Cedric Robertson, emcee for the evening, introduced the rappers who performed only original songs. “We need to support our youth … not all our youth are bad,” Robertson told the audience who replied with an “Amen.” The participants, a three-boy group called Genesis; Rachel Johnson, known by her rap name, “Rainmaker;” and Messenger, also known as Darnell Williams, all performed separately and, a few times, together.
The performers rapped about everything from the drama of the streets to girls with pretty smiles to the famous civil rights leader, Martin Luther King Jr. They talked about fighting to stay away from the drugs on the street and the sweet forgiveness of Jesus.
“We’re all about sending the message,” Genesis’ Stormey Jarrett said. “We’re not like other rappers. We’re trying to do a positive for our friends and family.”
Group members and brothers Courtney and Xavier Baker both agreed.
“Genesis, we’re here on a mission,” Xavier Baker said. “We’re on a mission to save the community … it’s time for the black community to stand up. Like MLK said, we have dreams.”

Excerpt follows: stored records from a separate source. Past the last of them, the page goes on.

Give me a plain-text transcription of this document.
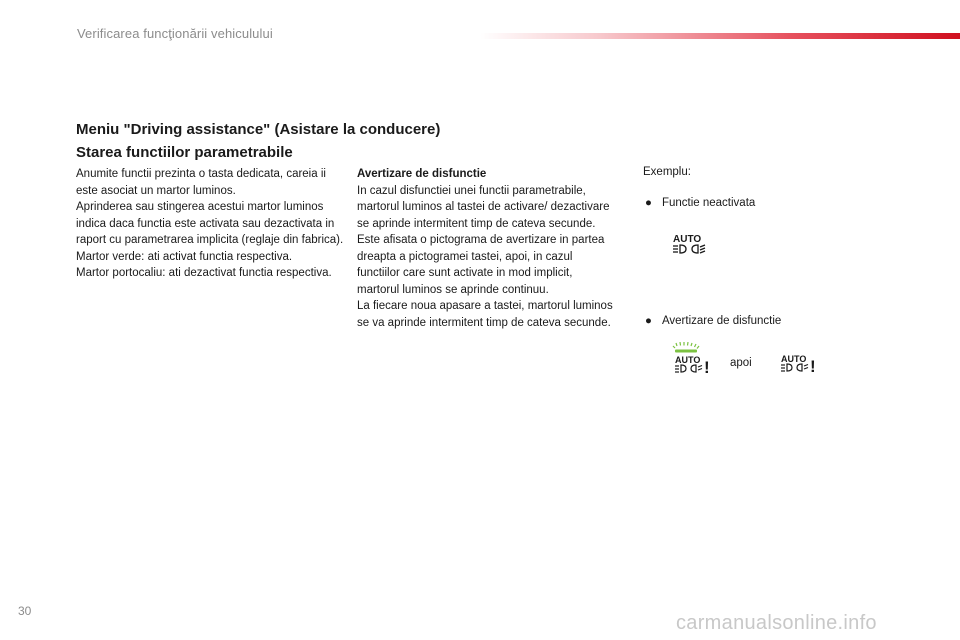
Verificarea funcţionării vehiculului
Meniu "Driving assistance" (Asistare la conducere)
Starea functiilor parametrabile

Anumite functii prezinta o tasta dedicata, careia ii este asociat un martor luminos.

Aprinderea sau stingerea acestui martor luminos indica daca functia este activata sau dezactivata in raport cu parametrarea implicita (reglaje din fabrica).

Martor verde: ati activat functia respectiva.

Martor portocaliu: ati dezactivat functia respectiva.

Avertizare de disfunctie

In cazul disfunctiei unei functii parametrabile, martorul luminos al tastei de activare/ dezactivare se aprinde intermitent timp de cateva secunde.

Este afisata o pictograma de avertizare in partea dreapta a pictogramei tastei, apoi, in cazul functiilor care sunt activate in mod implicit, martorul luminos se aprinde continuu.

La fiecare noua apasare a tastei, martorul luminos se va aprinde intermitent timp de cateva secunde.

Exemplu:
● Functie neactivata
AUTO
● Avertizare de disfunctie
AUTO ! apoi	AUTO !
30
carmanualsonline.info
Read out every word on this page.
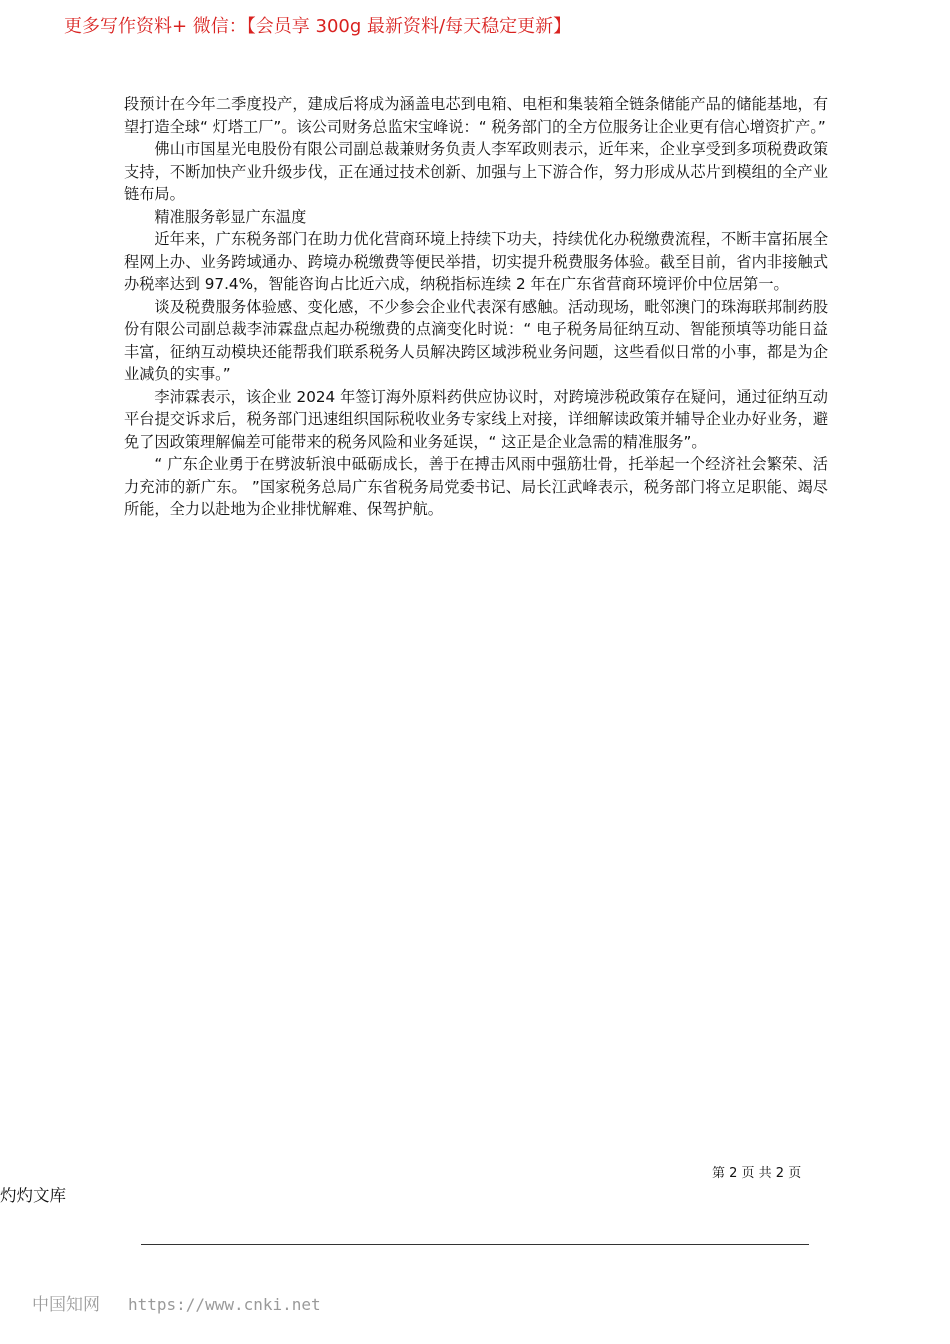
更多写作资料+ 微信：【会员享 300g 最新资料/每天稳定更新】

段预计在今年二季度投产，建成后将成为涵盖电芯到电箱、电柜和集装箱全链条储能产品的储能基地，有望打造全球“ 灯塔工厂”。该公司财务总监宋宝峰说：“ 税务部门的全方位服务让企业更有信心增资扩产。”

佛山市国星光电股份有限公司副总裁兼财务负责人李军政则表示，近年来，企业享受到多项税费政策支持，不断加快产业升级步伐，正在通过技术创新、加强与上下游合作，努力形成从芯片到模组的全产业链布局。

精准服务彰显广东温度

近年来，广东税务部门在助力优化营商环境上持续下功夫，持续优化办税缴费流程，不断丰富拓展全程网上办、业务跨域通办、跨境办税缴费等便民举措，切实提升税费服务体验。截至目前，省内非接触式办税率达到 97.4%，智能咨询占比近六成，纳税指标连续 2 年在广东省营商环境评价中位居第一。

谈及税费服务体验感、变化感，不少参会企业代表深有感触。活动现场，毗邻澳门的珠海联邦制药股份有限公司副总裁李沛霖盘点起办税缴费的点滴变化时说：“ 电子税务局征纳互动、智能预填等功能日益丰富，征纳互动模块还能帮我们联系税务人员解决跨区域涉税业务问题，这些看似日常的小事，都是为企业减负的实事。”

李沛霖表示，该企业 2024 年签订海外原料药供应协议时，对跨境涉税政策存在疑问，通过征纳互动平台提交诉求后，税务部门迅速组织国际税收业务专家线上对接，详细解读政策并辅导企业办好业务，避免了因政策理解偏差可能带来的税务风险和业务延误，“ 这正是企业急需的精准服务”。

“ 广东企业勇于在劈波斩浪中砥砺成长，善于在搏击风雨中强筋壮骨，托举起一个经济社会繁荣、活力充沛的新广东。 ”国家税务总局广东省税务局党委书记、局长江武峰表示，税务部门将立足职能、竭尽所能，全力以赴地为企业排忧解难、保驾护航。

第 2 页 共 2 页
灼灼文库
中国知网 https://www.cnki.net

Courtney, a Lewis Fraser Middle School student, and Xavier, a Bradwell Institute student, have been rapping together for the past four years.
“People say it’s [Black History month] all about who created what and black Americans back in the day. Black History Month is about people who survived and how to be real,” Courtney Baker said. “To me, it’s a family get-together.”
Between clapping and hollering, the audience slurped up homemade spaghetti, garlic bread and side salads and washed it down with sweet tea.
Candace Baker, the mother of two of Genesis’ members, sat in the audience to watch her children rap and dance with their friend, Jarrett. She said they were singing in a park when they caught the eye of Exclusif staff, who asked them if they would be interested in performing.
“I used to get excited. Sometimes I just think, ‘It’s gotta be a gift.’ They don’t care if it’s a small crowd or big crowd — they just go with it. You talk about some happy kids,” Baker said. “As a mother, I’m glad that they do it clean-cut; I’m so glad they don’t have to curse in their music … it just makes me happy to know I have two boys that are going to make it somewhere.”
Although she isn’t sure when the next rap concert will be, Joyner said there will be auditions for a kids variety show at 7 p.m. next Tuesday and Wednesday at the YMCA. Children who want to showcase any aspect of performing arts are invited to try out for the show, which is staged every other month.
“We try to get the young people in there to perform,” Joyner said. “Healthy entertainment is important to a community and that we’re trying to do something through entertainment that is positive … it gives the community an alternative kind of entertainments.”